How vulnerable is the U.S. military to cyber warfare?


(Cyberwar.news) The Pentagon has been putting more resources into offensive and defensive cyber capabilities in recent years, and most experts you ask will tell you that when it comes to such abilities, the United States is second to none.

But that doesn’t mean there aren’t near-peer competitors in the cyber realm. Russia possesses exceptional cyber capabilities, and the Chinese are always improving their technology as well. Also, smaller nation-states like Iran and North Korea possess significant cyber capabilities too, though nowhere near what the U.S. military can field.

Still, that doesn’t mean the military isn’t susceptible to cyber warfare, and what’s more, the Pentagon understands that.

“During a conflict, the Defense Department assumes that a potential adversary will seek to target U.S. or allied critical infrastructure and military networks to gain a strategic advantage,” says the 2015 DoD Cyber Strategy.

Indeed, cyber attacks aren’t just something that the military will have to deal with in the future – it has to deal with them on a daily basis. Further, cyber crimes like the theft of intellectual property and Top Secret weapons programs is always a threat, as are the laying of logic bombs and trapdoors within U.S. IT networks.

Writes Andrew Poulan at RealClearDefense:

This threat is further exacerbated by the level of dependence that the military has on the Internet and other vulnerable online networks.  In his book Cyber War, Richard Clarke details that, “Logistics, command and control, fleet positioning, everything down to targeting, all rely on software and other Internet-related technologies.  And all of it is just as insecure as your home computer, because it is all based on the same flawed underlying technologies and uses the same insecure software and hardware.”  This is an astonishing liability underlying the most powerful military in the world. 

U.S. satellites are especially susceptible to cyber tampering, which gives great pause to military planners because they know satellites will be targets in any future conflict.
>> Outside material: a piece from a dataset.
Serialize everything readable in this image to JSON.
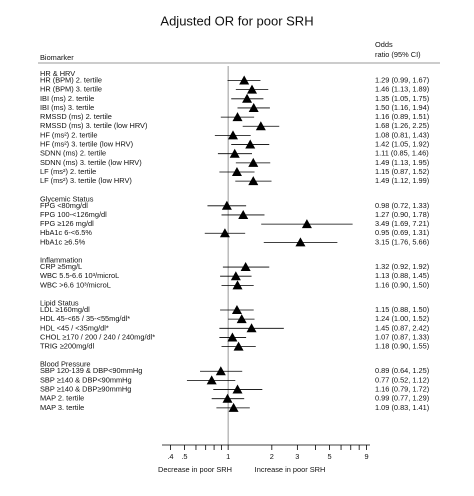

In 2011, outerspace contained 947 satellites and “over eighty percent of U.S. government and military satellite communications traveled over commercial satellites,” says a Brookings Institute White Paper from April of that year.  Of the 175 military satellites circling the Earth at the time, half of them belonged to the U.S. military.  In the last five years, hundreds more satellites have been launched and most of them are used for communications or navigation via GPS.

Peter W. Singer, Director of the Center for 21st Century Security noted in a poignant example of cyber vulnerability that, “Global Positioning Systems (GPS) satellites are used to direct the movements of 800,000 U.S. military receivers, located on everything from aircraft carriers to individual bombs and artillery shells.  A ‛glitch’ in GPS in early 2010 left almost 10,000 of these receivers unable to log in for days, rendering them useless and their systems directionless.”

Meanwhile, the Defense Department operations more than 15,000 computer networks among 4,000 installations around the world, making them a target-rich environment for nation-state-sponsored cyber attacks, experts have said.

“An additional facet of this problem is that the military must frequently collaborate with other U.S. government and civilian defense establishment networks that are just as vulnerable as military networks and often even more so,” Poulan writes. “There are efforts underway to hold these different agencies and contractors to higher security standards, and they should be greatly accelerated.”